"Environment variable 'DIR_LOGS' not found"

crlandsc / tiny-audio-diffusion

A repository for generating and training short audio samples with unconditional waveform diffusion on accessible consumer hardware (<2GB VRAM GPU)

https://towardsdatascience.com/tiny-audio-diffusion-ddc19e90af9b

MIT License

144 stars 14 forks source link

"Environment variable 'DIR_LOGS' not found" #1

Closed wwerkk closed 1 year ago

wwerkk commented 1 year ago

When running the training script:

python train.py exp=drum_diffusion trainer.gpus=1 exp=drum_diffusion datamodule.dataset.path=data/doof

I get the following error:

    raise KeyError(f"Environment variable '{key}' not found")
omegaconf.errors.InterpolationResolutionError: KeyError raised while resolving interpolation: "Environment variable 'DIR_LOGS' not found"
    full_key: hydra.run.dir
    object_type=dict

From what I understand the problem might be about setting the the logs directory, but not sure how to go about it, since I do not have much experience with Hydra.

wwerkk commented 1 year ago

My bad, if I went through the README properly I would've read this part :) https://github.com/crlandsc/tiny-audio-diffusion#3-define-environment-variables

Which brings me to the question if there is a way to train/finetune a model without using wandb?

I'm still having some issues with the checkpoint not being saved.
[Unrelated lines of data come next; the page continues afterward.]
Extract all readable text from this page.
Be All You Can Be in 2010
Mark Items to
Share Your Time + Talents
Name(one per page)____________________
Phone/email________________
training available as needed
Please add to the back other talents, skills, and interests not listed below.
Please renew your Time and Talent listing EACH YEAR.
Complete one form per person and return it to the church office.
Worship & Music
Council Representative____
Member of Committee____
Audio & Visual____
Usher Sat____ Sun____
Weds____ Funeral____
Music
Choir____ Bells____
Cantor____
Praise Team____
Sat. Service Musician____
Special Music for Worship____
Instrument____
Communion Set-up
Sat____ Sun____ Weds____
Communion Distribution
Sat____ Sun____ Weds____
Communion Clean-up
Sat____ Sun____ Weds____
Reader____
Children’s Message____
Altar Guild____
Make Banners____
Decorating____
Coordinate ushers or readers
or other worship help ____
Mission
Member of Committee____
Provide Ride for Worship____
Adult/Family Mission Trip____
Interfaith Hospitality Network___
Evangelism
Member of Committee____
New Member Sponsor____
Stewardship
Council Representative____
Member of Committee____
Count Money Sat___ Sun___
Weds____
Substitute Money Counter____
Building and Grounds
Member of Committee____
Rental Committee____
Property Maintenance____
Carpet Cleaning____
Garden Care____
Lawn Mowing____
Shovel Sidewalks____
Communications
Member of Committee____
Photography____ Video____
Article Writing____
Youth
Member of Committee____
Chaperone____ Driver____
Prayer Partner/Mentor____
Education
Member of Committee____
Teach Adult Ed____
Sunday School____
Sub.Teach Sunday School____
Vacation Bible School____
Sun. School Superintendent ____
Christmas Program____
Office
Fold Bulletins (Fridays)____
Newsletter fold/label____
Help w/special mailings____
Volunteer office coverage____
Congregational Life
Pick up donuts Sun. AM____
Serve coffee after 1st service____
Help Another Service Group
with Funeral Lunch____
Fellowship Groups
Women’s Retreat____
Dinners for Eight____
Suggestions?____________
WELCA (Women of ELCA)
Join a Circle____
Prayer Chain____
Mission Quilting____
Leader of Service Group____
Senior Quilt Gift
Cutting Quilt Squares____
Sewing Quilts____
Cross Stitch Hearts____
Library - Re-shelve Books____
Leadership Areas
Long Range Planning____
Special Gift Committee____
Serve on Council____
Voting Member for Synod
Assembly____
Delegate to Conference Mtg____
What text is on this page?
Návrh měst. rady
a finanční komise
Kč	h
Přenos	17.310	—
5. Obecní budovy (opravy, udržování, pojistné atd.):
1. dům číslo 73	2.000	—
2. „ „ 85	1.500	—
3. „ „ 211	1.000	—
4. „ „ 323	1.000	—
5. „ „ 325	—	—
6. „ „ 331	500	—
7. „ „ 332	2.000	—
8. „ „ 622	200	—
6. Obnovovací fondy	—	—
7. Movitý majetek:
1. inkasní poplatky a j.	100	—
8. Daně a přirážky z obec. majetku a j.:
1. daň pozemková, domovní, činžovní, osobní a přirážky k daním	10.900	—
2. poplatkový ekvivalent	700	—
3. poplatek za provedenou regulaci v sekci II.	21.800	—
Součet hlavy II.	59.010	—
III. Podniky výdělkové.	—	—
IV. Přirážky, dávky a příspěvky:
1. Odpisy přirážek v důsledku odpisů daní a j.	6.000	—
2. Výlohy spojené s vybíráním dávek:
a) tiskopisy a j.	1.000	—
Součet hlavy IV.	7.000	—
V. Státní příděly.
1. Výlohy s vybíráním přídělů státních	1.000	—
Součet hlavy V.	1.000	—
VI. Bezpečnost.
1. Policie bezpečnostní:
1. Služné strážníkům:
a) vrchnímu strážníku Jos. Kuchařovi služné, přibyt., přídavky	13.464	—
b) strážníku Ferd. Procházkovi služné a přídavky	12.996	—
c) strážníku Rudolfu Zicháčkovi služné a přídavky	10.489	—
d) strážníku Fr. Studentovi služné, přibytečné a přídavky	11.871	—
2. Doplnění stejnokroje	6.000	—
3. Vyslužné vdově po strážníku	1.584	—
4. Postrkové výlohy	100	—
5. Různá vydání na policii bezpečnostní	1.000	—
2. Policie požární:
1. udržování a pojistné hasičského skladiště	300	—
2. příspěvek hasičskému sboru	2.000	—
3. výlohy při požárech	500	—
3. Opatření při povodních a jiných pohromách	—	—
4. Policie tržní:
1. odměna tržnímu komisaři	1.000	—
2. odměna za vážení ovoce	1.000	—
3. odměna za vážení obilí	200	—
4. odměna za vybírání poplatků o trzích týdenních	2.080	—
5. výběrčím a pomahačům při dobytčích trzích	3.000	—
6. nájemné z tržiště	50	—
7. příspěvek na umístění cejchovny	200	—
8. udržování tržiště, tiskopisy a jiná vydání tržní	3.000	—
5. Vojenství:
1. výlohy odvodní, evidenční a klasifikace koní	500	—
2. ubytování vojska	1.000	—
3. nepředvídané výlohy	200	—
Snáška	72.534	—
Wandb claims it has been saved and gives a path, though directories included in that path do not actually exist.

crlandsc commented 1 year ago

Hi @wwerkk - Thanks for bringing this to my attention. I added functionality to be able to train without using wandb. You will have to pull the repo to update the module file to add this functionality. Also, you can use the new drum_diffusion_no_wandb.yaml to train without wandb (it is just drum_diffusion.yaml with the loggers and audio_samples_logger deleted).

On a related note, wandb doesn't actually save the checkpoints, they are saved via PyTorch Lightning under the logs/ckpts folder on your local computer. Wandb is implemented more to keep track of metrics and generate outputs to listen to how your model is performing.
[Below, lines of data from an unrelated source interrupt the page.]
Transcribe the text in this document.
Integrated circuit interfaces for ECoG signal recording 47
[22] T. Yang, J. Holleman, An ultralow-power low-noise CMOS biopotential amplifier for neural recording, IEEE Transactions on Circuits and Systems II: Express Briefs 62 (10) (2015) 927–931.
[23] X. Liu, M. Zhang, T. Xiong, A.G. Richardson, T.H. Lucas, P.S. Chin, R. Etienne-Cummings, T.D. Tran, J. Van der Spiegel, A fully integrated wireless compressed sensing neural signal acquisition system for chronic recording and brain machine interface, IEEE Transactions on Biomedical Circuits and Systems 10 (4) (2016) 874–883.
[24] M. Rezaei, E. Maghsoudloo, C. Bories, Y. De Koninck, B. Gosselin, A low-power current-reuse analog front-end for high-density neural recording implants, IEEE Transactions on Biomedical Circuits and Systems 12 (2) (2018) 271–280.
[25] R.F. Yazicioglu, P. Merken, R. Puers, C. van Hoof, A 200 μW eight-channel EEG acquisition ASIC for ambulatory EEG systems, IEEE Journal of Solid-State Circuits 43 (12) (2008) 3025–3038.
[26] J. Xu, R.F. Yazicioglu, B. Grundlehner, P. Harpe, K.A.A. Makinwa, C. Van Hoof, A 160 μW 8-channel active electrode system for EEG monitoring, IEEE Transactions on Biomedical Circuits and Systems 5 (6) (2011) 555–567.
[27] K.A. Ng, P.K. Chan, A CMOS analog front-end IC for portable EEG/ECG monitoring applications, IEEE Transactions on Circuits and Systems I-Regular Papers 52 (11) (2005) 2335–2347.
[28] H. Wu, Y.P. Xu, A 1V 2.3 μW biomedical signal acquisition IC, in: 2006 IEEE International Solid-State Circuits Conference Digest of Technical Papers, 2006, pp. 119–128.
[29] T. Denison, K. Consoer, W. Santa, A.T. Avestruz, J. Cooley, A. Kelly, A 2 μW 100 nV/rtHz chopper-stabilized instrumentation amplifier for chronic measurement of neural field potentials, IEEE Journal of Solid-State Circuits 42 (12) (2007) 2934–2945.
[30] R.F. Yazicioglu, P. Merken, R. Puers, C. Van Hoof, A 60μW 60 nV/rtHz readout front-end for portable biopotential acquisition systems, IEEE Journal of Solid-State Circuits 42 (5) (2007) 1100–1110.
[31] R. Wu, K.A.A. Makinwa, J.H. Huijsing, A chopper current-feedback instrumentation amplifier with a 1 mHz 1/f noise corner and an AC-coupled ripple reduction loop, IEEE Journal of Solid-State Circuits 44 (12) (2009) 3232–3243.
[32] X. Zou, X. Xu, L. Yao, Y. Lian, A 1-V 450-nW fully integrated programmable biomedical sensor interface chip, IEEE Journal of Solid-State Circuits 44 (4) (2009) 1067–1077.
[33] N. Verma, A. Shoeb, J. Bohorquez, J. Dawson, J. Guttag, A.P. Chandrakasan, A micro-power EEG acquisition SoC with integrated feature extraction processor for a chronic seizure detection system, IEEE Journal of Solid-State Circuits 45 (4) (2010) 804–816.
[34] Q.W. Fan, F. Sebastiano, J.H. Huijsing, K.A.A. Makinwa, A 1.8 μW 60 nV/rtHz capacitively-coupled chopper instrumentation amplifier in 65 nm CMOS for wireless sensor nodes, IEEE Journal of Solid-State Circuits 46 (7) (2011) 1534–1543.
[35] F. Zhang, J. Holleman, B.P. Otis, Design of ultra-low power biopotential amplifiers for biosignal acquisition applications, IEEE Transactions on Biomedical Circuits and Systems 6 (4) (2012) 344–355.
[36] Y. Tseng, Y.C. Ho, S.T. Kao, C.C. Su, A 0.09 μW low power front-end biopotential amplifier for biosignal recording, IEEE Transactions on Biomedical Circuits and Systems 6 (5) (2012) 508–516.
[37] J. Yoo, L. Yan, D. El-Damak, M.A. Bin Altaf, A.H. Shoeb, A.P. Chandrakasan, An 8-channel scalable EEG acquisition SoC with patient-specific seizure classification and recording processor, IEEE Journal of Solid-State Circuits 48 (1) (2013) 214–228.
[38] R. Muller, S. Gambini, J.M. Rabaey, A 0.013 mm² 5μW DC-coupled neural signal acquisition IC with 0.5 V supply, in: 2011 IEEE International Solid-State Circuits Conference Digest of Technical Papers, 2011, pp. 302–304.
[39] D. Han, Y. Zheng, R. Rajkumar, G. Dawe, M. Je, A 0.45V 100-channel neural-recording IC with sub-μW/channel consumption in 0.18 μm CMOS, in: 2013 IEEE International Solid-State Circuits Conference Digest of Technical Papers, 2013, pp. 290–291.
Let me know if this fixes the problem!

wwerkk commented 1 year ago

My problem turned out to be related to the length of training - checkpoint file indeed gets saved in a proper path after validation :)

Just tested the drum_diffusion_no_wandb.yml config and it seems that it still requires a valid wandb username and API key and the wandb run gets created as normal. Do I understand correctly that the difference between the configs, is that with no_wandb the training history does not get synchronized with the cloud?

crlandsc commented 1 year ago

Glad you figured out the issue! You can change how often the checkpoints are logged with line 16 in the exp/drum_diffusion.yaml or exp/drum_diffusion_no_wandb.yaml files.

val_log_every_n_steps: 1000 # Logging interval (Validation and audio generation every n steps)

Yes, that is correct about the configs. The new exp/drum_diffusion_no_wandb.yaml config basically just takes out anything related to wandb logging and keeps everything local.

I am puzzled why it is still requiring wandb credentials. Did you pull the repo to update the main/diffusion_module.py file before you trained again? I had to make a small tweak in this file to fix it for the exp/drum_diffusion_no_wandb.yaml config.

wwerkk commented 1 year ago

Seems like another newbie mistake, command I was running repeatedly had the exp argument doubled, second of them still pointing to the drum_diffusion.yaml config so the first one was overwritten.

You can change how often the checkpoints are logged with line 16 in the exp/drum_diffusion.yaml or exp/drum_diffusion_no_wandb.yaml files. That's what I was thinking, that perhaps saving occurs on validation. When fine-tuning on small amounts of data it would take a while for the validation to take place makes sense!

Speaking of dataset sizes - approximately how large were the datasets the kicks/snares models were trained on? Just wondering how much data would be the lower bound for training/tuning.

Thank you so much for the responses, I'm very much looking forward to some finely-tuned generation soon :)

crlandsc commented 1 year ago

I actually realized that I had the exp argument doubled in the instructions in the readme when you first opened this issue, and I fixed it then - so that one is on me!

The kicks/snares/hi-hats datasets were pretty small, as I was just working with some open-source samples that I had gathered (150-200 samples). So there is definitely a lot of room for fine-tuning! The Percussion model, however, was trained on over 1,000 samples, which is a more appropriate data size. These were just the first models for proof-of-concept and hopefully I can train some better, more diverse models in the future when I collect more data.

Please share any models that you train, I'm incredibly interested to hear what you come up with!

crlandsc commented 1 year ago

If everything is up and running now, I will close this issue. Have fun training!